Tried to go running again. So I had to come up with another running song to post below. I refuse to use “Born to Run,” and I already used “Run and Run” in a previous post. I considered “Run Run Run” because it’s got three runs and you can’t go wrong with the Velvet Underground. But then I came across the classic theme from “Chariots of Fire.” Too clichéd, I thought, until I noticed that Vangelis is smoking a cigarette in the video, which is the perfect inspiration for cardiovascular fitness.
So I jogged along the grassy area by the ship canal and watched the wildlife. I saw crows, the Hermione Granger of local birds, and Canadian Geese, the honey badger of local birds. No, they’re the pigeon of the parks. Whatever. I think running is not going to work for me, but I haven’t given up yet. I keep telling myself that the left foot just needs time to adjust.
It’s now twice in one week that I’ve had a stranger ask me for gas money in this neighborhood. The first guy was standing by a parked car near the library. He told me that no one would help him. He needed to buy gas to get home. “Where’s your wallet?” I asked. “My wife’s got my credit card,” he answered. I almost believed him, but he kept telling me that he could prove it was his car because he had the key. He was very insistent on this point, as if having a key to the car would open my wallet. He was trying too hard, in my opinion, and using the car like a prop in a staged reading.

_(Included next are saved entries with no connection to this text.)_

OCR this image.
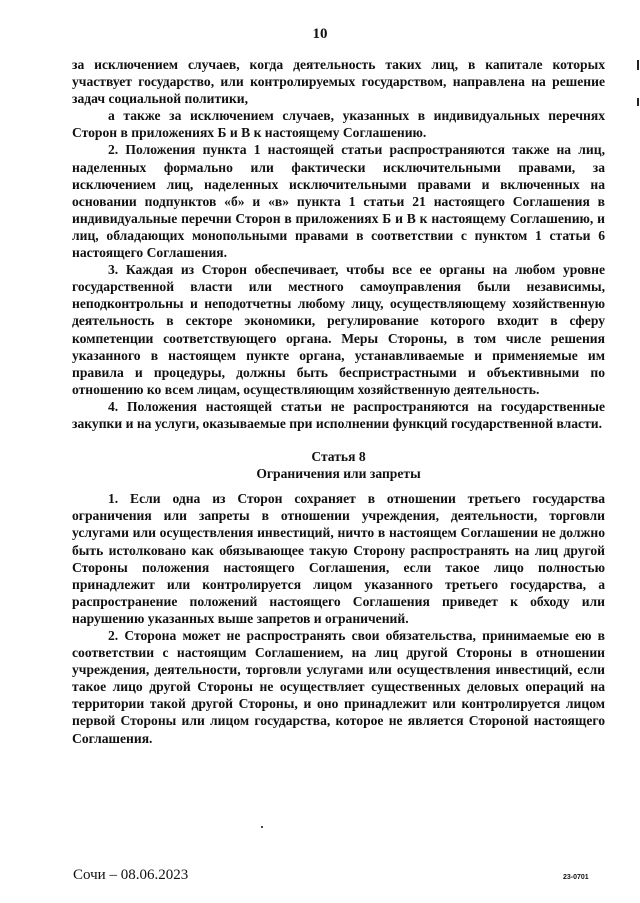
10

за исключением случаев, когда деятельность таких лиц, в капитале которых участвует государство, или контролируемых государством, направлена на решение задач социальной политики,

а также за исключением случаев, указанных в индивидуальных перечнях Сторон в приложениях Б и В к настоящему Соглашению.

2. Положения пункта 1 настоящей статьи распространяются также на лиц, наделенных формально или фактически исключительными правами, за исключением лиц, наделенных исключительными правами и включенных на основании подпунктов «б» и «в» пункта 1 статьи 21 настоящего Соглашения в индивидуальные перечни Сторон в приложениях Б и В к настоящему Соглашению, и лиц, обладающих монопольными правами в соответствии с пунктом 1 статьи 6 настоящего Соглашения.

3. Каждая из Сторон обеспечивает, чтобы все ее органы на любом уровне государственной власти или местного самоуправления были независимы, неподконтрольны и неподотчетны любому лицу, осуществляющему хозяйственную деятельность в секторе экономики, регулирование которого входит в сферу компетенции соответствующего органа. Меры Стороны, в том числе решения указанного в настоящем пункте органа, устанавливаемые и применяемые им правила и процедуры, должны быть беспристрастными и объективными по отношению ко всем лицам, осуществляющим хозяйственную деятельность.

4. Положения настоящей статьи не распространяются на государственные закупки и на услуги, оказываемые при исполнении функций государственной власти.

Статья 8

Ограничения или запреты

1. Если одна из Сторон сохраняет в отношении третьего государства ограничения или запреты в отношении учреждения, деятельности, торговли услугами или осуществления инвестиций, ничто в настоящем Соглашении не должно быть истолковано как обязывающее такую Сторону распространять на лиц другой Стороны положения настоящего Соглашения, если такое лицо полностью принадлежит или контролируется лицом указанного третьего государства, а распространение положений настоящего Соглашения приведет к обходу или нарушению указанных выше запретов и ограничений.

2. Сторона может не распространять свои обязательства, принимаемые ею в соответствии с настоящим Соглашением, на лиц другой Стороны в отношении учреждения, деятельности, торговли услугами или осуществления инвестиций, если такое лицо другой Стороны не осуществляет существенных деловых операций на территории такой другой Стороны, и оно принадлежит или контролируется лицом первой Стороны или лицом государства, которое не является Стороной настоящего Соглашения.

Сочи – 08.06.2023	23-0701
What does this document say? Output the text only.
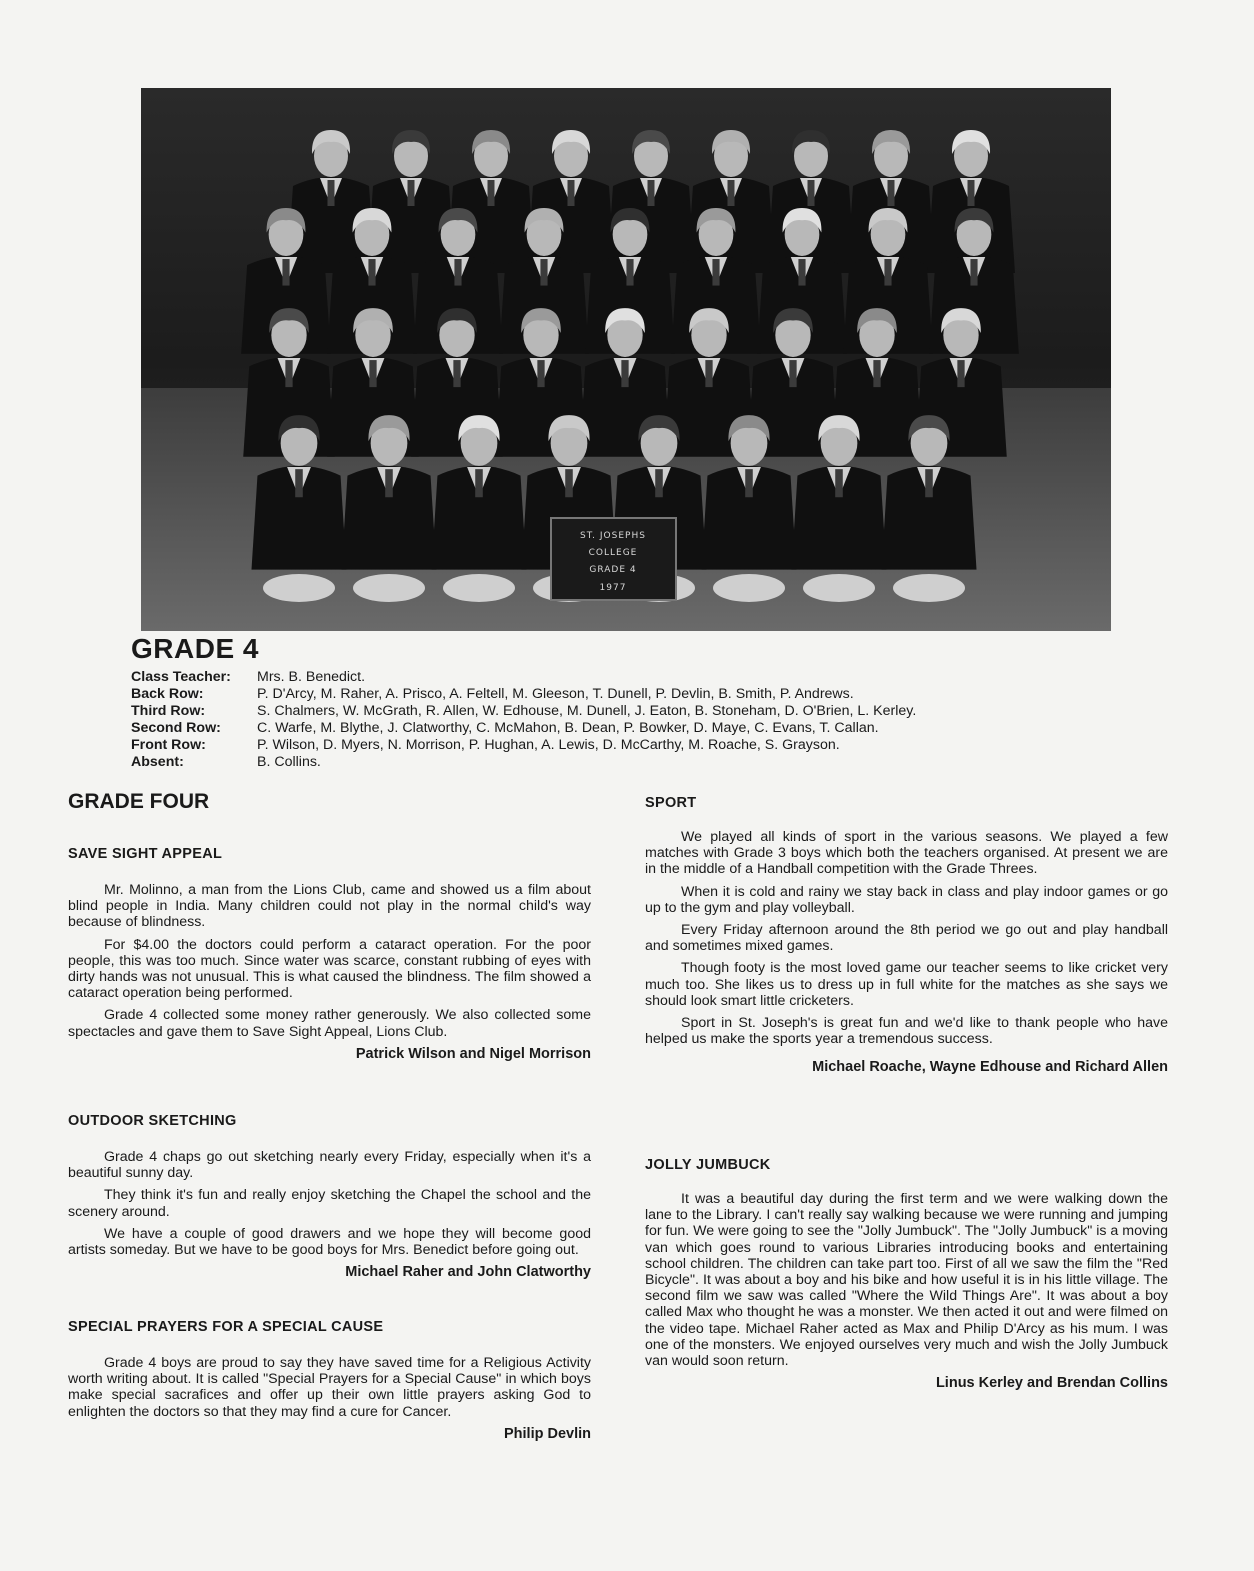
ST. JOSEPHS
COLLEGE
GRADE 4
1977
GRADE 4
Class Teacher:	Mrs. B. Benedict.
Back Row:	P. D'Arcy, M. Raher, A. Prisco, A. Feltell, M. Gleeson, T. Dunell, P. Devlin, B. Smith, P. Andrews.
Third Row:	S. Chalmers, W. McGrath, R. Allen, W. Edhouse, M. Dunell, J. Eaton, B. Stoneham, D. O'Brien, L. Kerley.
Second Row:	C. Warfe, M. Blythe, J. Clatworthy, C. McMahon, B. Dean, P. Bowker, D. Maye, C. Evans, T. Callan.
Front Row:	P. Wilson, D. Myers, N. Morrison, P. Hughan, A. Lewis, D. McCarthy, M. Roache, S. Grayson.
Absent:	B. Collins.
GRADE FOUR
SAVE SIGHT APPEAL

Mr. Molinno, a man from the Lions Club, came and showed us a film about blind people in India. Many children could not play in the normal child's way because of blindness.

For $4.00 the doctors could perform a cataract operation. For the poor people, this was too much. Since water was scarce, constant rubbing of eyes with dirty hands was not unusual. This is what caused the blindness. The film showed a cataract operation being performed.

Grade 4 collected some money rather generously. We also collected some spectacles and gave them to Save Sight Appeal, Lions Club.

Patrick Wilson and Nigel Morrison
OUTDOOR SKETCHING

Grade 4 chaps go out sketching nearly every Friday, especially when it's a beautiful sunny day.

They think it's fun and really enjoy sketching the Chapel the school and the scenery around.

We have a couple of good drawers and we hope they will become good artists someday. But we have to be good boys for Mrs. Benedict before going out.

Michael Raher and John Clatworthy
SPECIAL PRAYERS FOR A SPECIAL CAUSE

Grade 4 boys are proud to say they have saved time for a Religious Activity worth writing about. It is called "Special Prayers for a Special Cause" in which boys make special sacrafices and offer up their own little prayers asking God to enlighten the doctors so that they may find a cure for Cancer.

Philip Devlin
SPORT

We played all kinds of sport in the various seasons. We played a few matches with Grade 3 boys which both the teachers organised. At present we are in the middle of a Handball competition with the Grade Threes.

When it is cold and rainy we stay back in class and play indoor games or go up to the gym and play volleyball.

Every Friday afternoon around the 8th period we go out and play handball and sometimes mixed games.

Though footy is the most loved game our teacher seems to like cricket very much too. She likes us to dress up in full white for the matches as she says we should look smart little cricketers.

Sport in St. Joseph's is great fun and we'd like to thank people who have helped us make the sports year a tremendous success.

Michael Roache, Wayne Edhouse and Richard Allen
JOLLY JUMBUCK

It was a beautiful day during the first term and we were walking down the lane to the Library. I can't really say walking because we were running and jumping for fun. We were going to see the "Jolly Jumbuck". The "Jolly Jumbuck" is a moving van which goes round to various Libraries introducing books and entertaining school children. The children can take part too. First of all we saw the film the "Red Bicycle". It was about a boy and his bike and how useful it is in his little village. The second film we saw was called "Where the Wild Things Are". It was about a boy called Max who thought he was a monster. We then acted it out and were filmed on the video tape. Michael Raher acted as Max and Philip D'Arcy as his mum. I was one of the monsters. We enjoyed ourselves very much and wish the Jolly Jumbuck van would soon return.

Linus Kerley and Brendan Collins
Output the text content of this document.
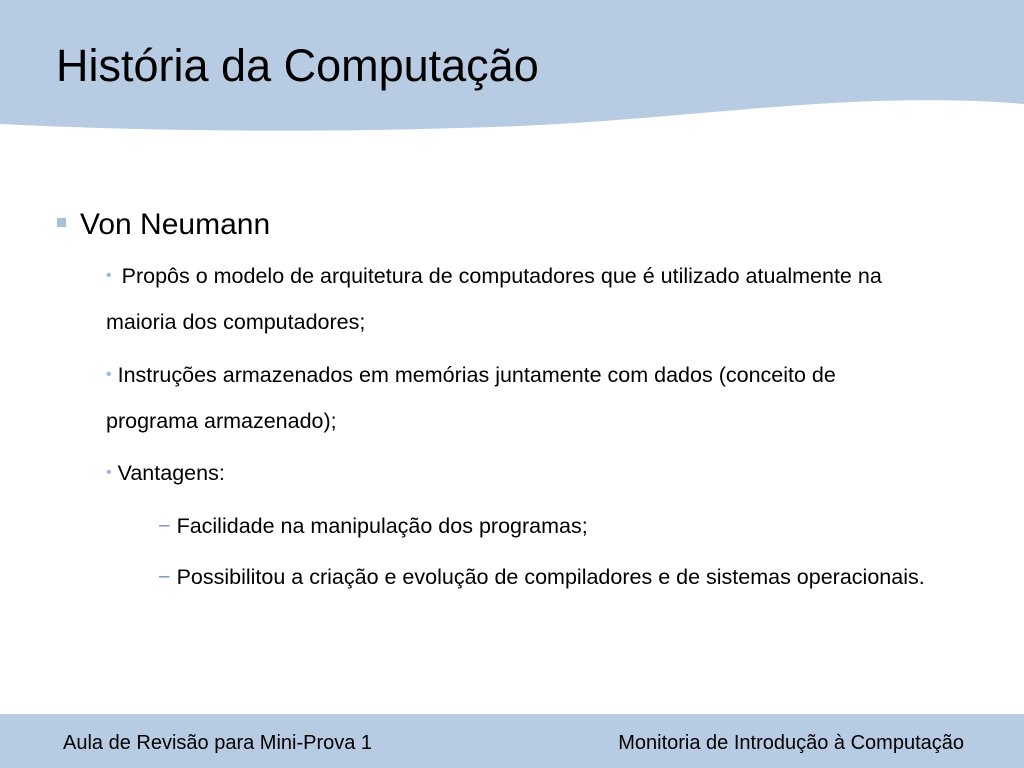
História da Computação
Von Neumann

• Propôs o modelo de arquitetura de computadores que é utilizado atualmente na maioria dos computadores;

• Instruções armazenados em memórias juntamente com dados (conceito de programa armazenado);

• Vantagens:

− Facilidade na manipulação dos programas;

− Possibilitou a criação e evolução de compiladores e de sistemas operacionais.

Aula de Revisão para Mini-Prova 1	Monitoria de Introdução à Computação
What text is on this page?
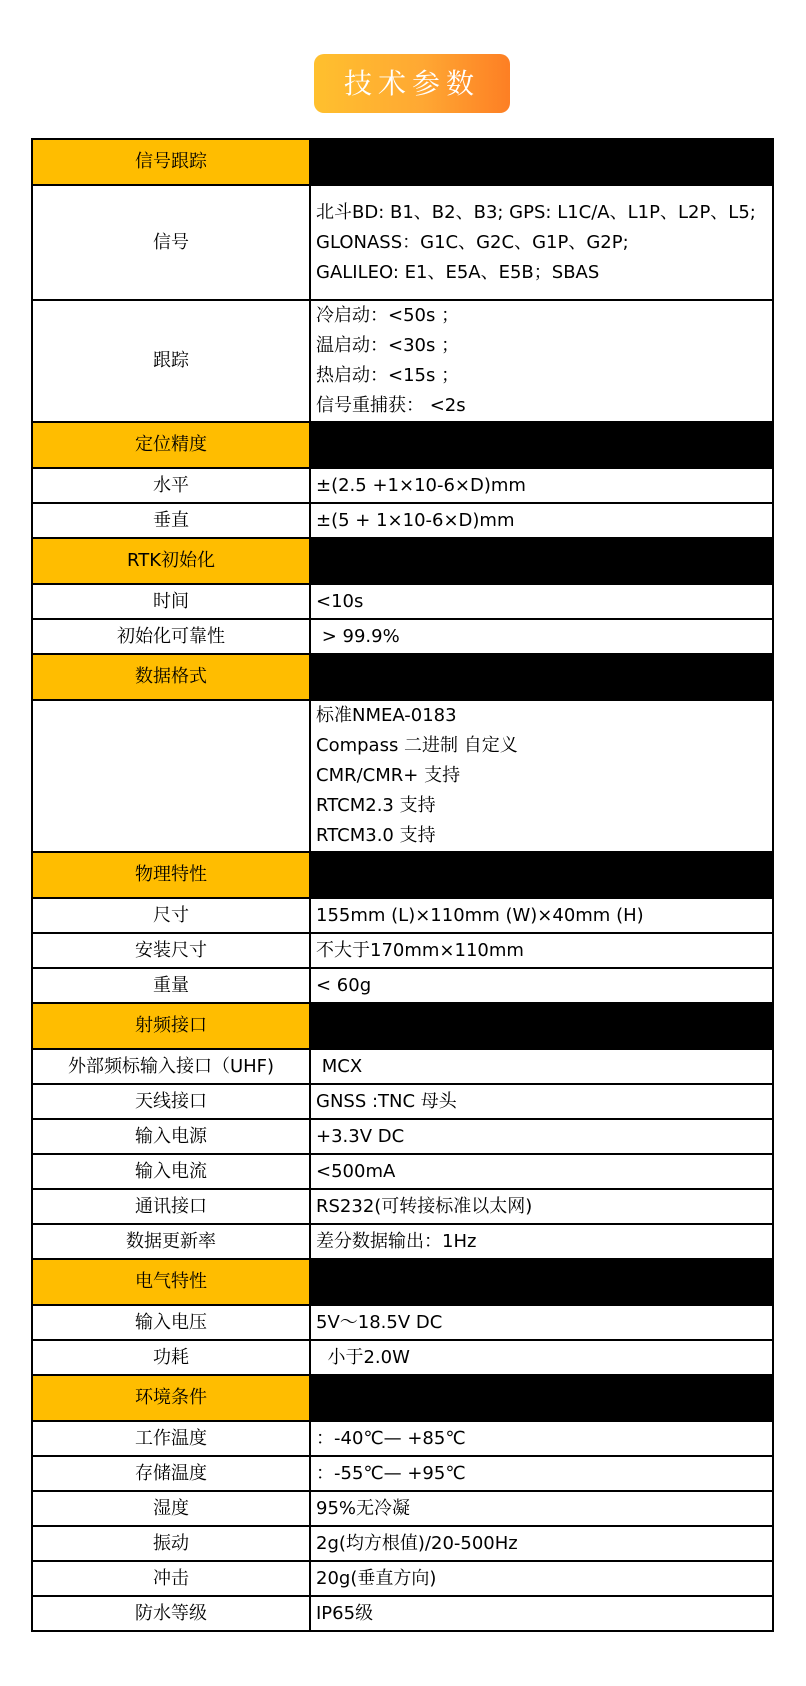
技术参数
信号跟踪	
信号	北斗BD: B1、B2、B3; GPS: L1C/A、L1P、L2P、L5;
GLONASS：G1C、G2C、G1P、G2P;
GALILEO: E1、E5A、E5B；SBAS

跟踪	冷启动：<50s ；
温启动：<30s ；
热启动：<15s ；
信号重捕获： <2s

定位精度	
水平	±(2.5 +1×10-6×D)mm

垂直	±(5 + 1×10-6×D)mm

RTK初始化	
时间	<10s

初始化可靠性	> 99.9%

数据格式	

	标准NMEA-0183
Compass 二进制 自定义
CMR/CMR+ 支持
RTCM2.3 支持
RTCM3.0 支持

物理特性	
尺寸	155mm (L)×110mm (W)×40mm (H)

安装尺寸	不大于170mm×110mm

重量	< 60g

射频接口	
外部频标输入接口（UHF)	MCX

天线接口	GNSS :TNC 母头

输入电源	+3.3V DC

输入电流	<500mA

通讯接口	RS232(可转接标准以太网)

数据更新率	差分数据输出：1Hz

电气特性	
输入电压	5V～18.5V DC

功耗	小于2.0W

环境条件	
工作温度	：-40℃— +85℃

存储温度	：-55℃— +95℃

湿度	95%无冷凝

振动	2g(均方根值)/20-500Hz

冲击	20g(垂直方向)

防水等级	IP65级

This morning a guy in a truck pulled over while I was waiting to cross at a stoplight. He was on his way to work, but needed gas. For some reason, I almost believed this person. My stinginess kicked in, however, when I noted that I only had a twenty and no change. I might have given a buck, but not a twenty. Then he went into some bit about how he could prove who he was or something or other with some paperwork and I recognized the same scam.
If someone is honestly in a desperate situation and needs gas, I think he would just keeping asking people until someone gave him money. He wouldn’t keeping leaning on a bystander about some sort of proof. Next time someone asks, I will offer to make a phone call for him, or offer to flag down a friendly police officer who is likely to have some spare gas in his trunk for unfortunate situations just like this.
I’m either wise to them or a heartless skinflint.